In our paper, we introduce a new architecture to perform thread disentanglement. Building on our previous work, “Dialogue Act Classification in Group Chats with DAG-LSTMs,” published during the 1st Workshop on Conversational Interaction Systems at SIGIR 2019, we use DAG-LSTMs to encode textual features, as they allow us to keep track of the graph-like structure of a conversation generated by the existence of user turns and user mentions.

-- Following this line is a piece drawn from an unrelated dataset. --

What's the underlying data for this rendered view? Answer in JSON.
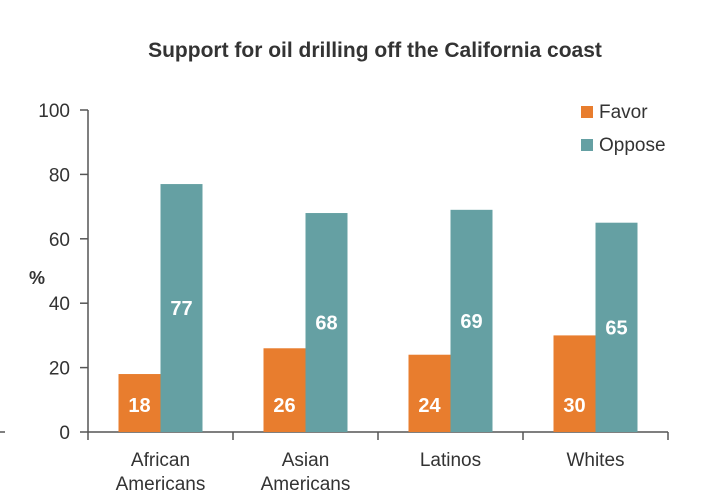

We expand the set of features introduced for the baseline model by Kummerfeld et al. in order to capture the instances in which a user mentions another using an abbreviated or misspelled version of their username.

Excerpt from the IRC dataset (left) and our reply-to classifier architecture (right)
Excerpt from the IRC dataset (left) and our reply-to classifier architecture (right). Blue dots represent a unidirectional DAG-LSTM unit processing the states coming from the children of the current node. Red dots represent the GRU units performing thread encoding. At this point in time, we are computing the score (log-odds) of fifth utterance replying to the third.

Why are these results notable? How does it advance the state-of-the-art in the field of natural language processing/computational linguistics?
Our work achieves state-of-the-art results in the task of recovering reply-to relations.

We performed thorough feature ablation experiments showing that our model and new handcrafted features provide a significant improvement with respect to existing strong baselines, thanks to their ability to capture the uniquely complex structure of conversational data, leveraging relationships in user turns and mentions.

While the new features we introduce are tailored to the dataset we used to evaluate our model, the DAG-LSTM architecture is flexible enough to be applied to other datasets for which disentanglement is a prerequisite for downstream tasks. In particular, while we only use user turn and user mentions metadata to define parent-child links in the DAG-LSTM graph, additional relations can be used. Examples include time difference, the existence of common words in two utterances, or, more generally, any binary relation that can be dataset specific.

Furthermore, we believe our model is simple enough to allow for deployment in live scenarios where latency is a concern.